I woke up to banging on my door. I thought it was the kids my mom babysits. Instead, it was my landlord. He barged into our apartment in East Orange, N.J., where my family had lived for 17 years.

“You guys have to leave. Now,” he said.

I will never forget the look in my mom’s eyes: anger and embarrassment.

“You’re gonna do this in front of my kids?” she said. The landlord ushered us out. I was still in my pajamas.

Between 2000 and 2016, more than 84 million evictions happened in America—and that’s almost certainly an undercount. Communities of color, like mine, have been the hardest hit.

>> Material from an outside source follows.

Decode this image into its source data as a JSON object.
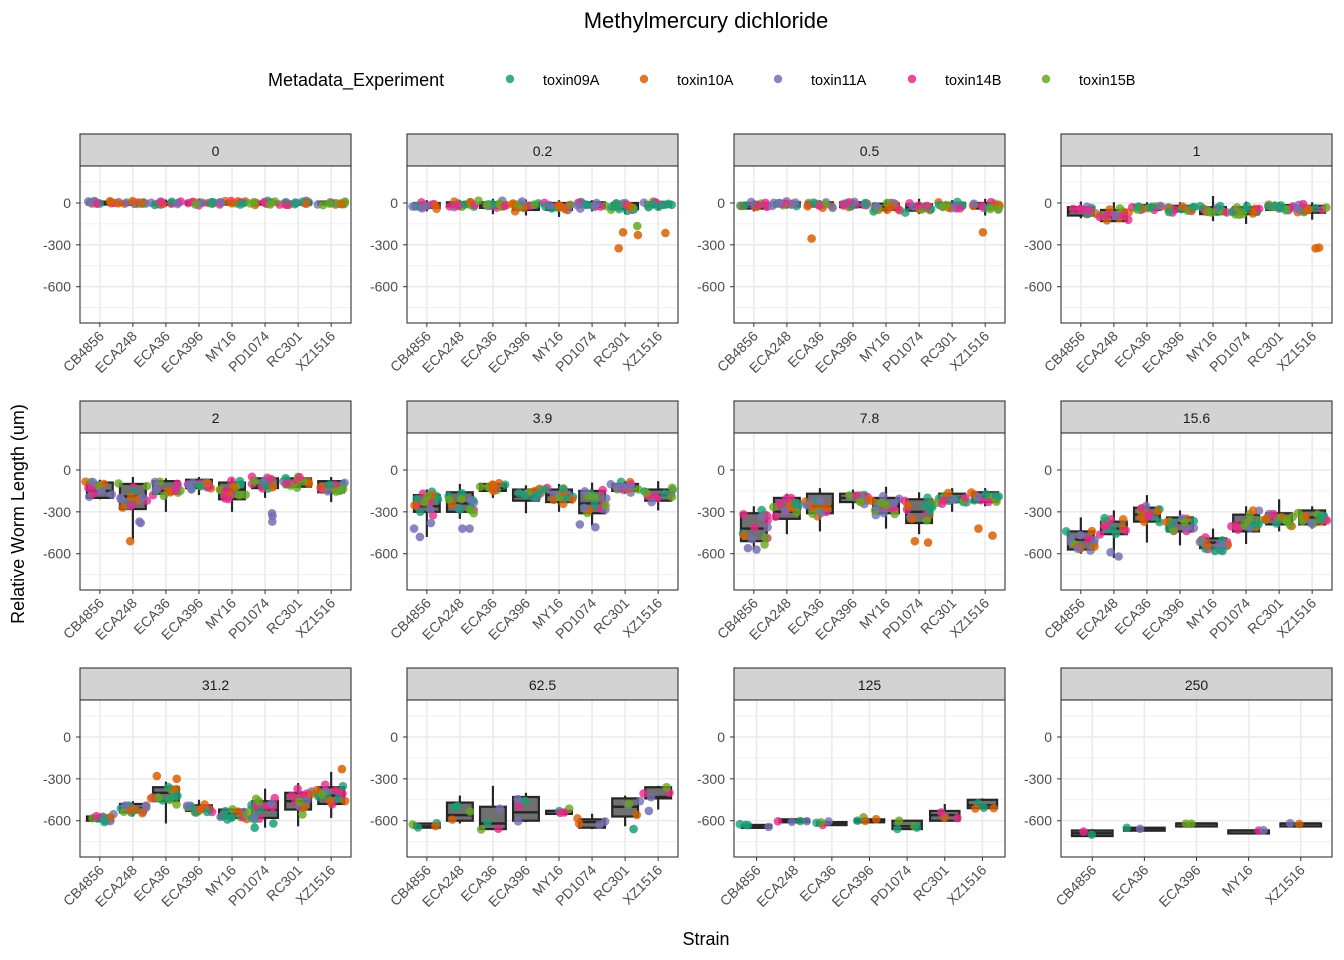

These statistics come from the Eviction Lab at Princeton. More than a dozen researchers there are gathering data about evictions to raise awareness and change public policy. Professor Matthew Desmond created the lab after the publication of his book, “Evicted: Poverty and Profit in the American City,” which vaulted the eviction crisis into the national conversation. Joe Fish, a research assistant at the lab, said, “If you don’t have a home, then kind of nothing else matters.”

Fish began working at the lab this summer. He decided to study evictions after seeing a close friend in his hometown of San Francisco kicked out of his place. He was surprised to discover that eviction wasn’t just a symptom of poverty—it was a cause.

There’s an imbalance of power between landlords and tenants, Fish said. Some landlords turn away renters with kids; others reject renters with housing vouchers. Even if you get the apartment, your lease is often larded with clauses that allow a landlord to easily break it if, for example, you have a pet or make too much noise. Because renters are often not aware of their rights, they can fall for discriminatory tactics. Then, once they’ve been evicted, it’s harder to rent a new apartment.

The Eviction Lab researchers hope their findings lead to new laws and more stability for renters. “Housing should basically be a right,” Fish said. People who’ve been evicted aren’t lazy or con artists; in many cases, he said, they’re working people struggling to navigate a system that’s rigged against them.

As for my family, we soon found a new apartment. But within a year, we were threatened with eviction again.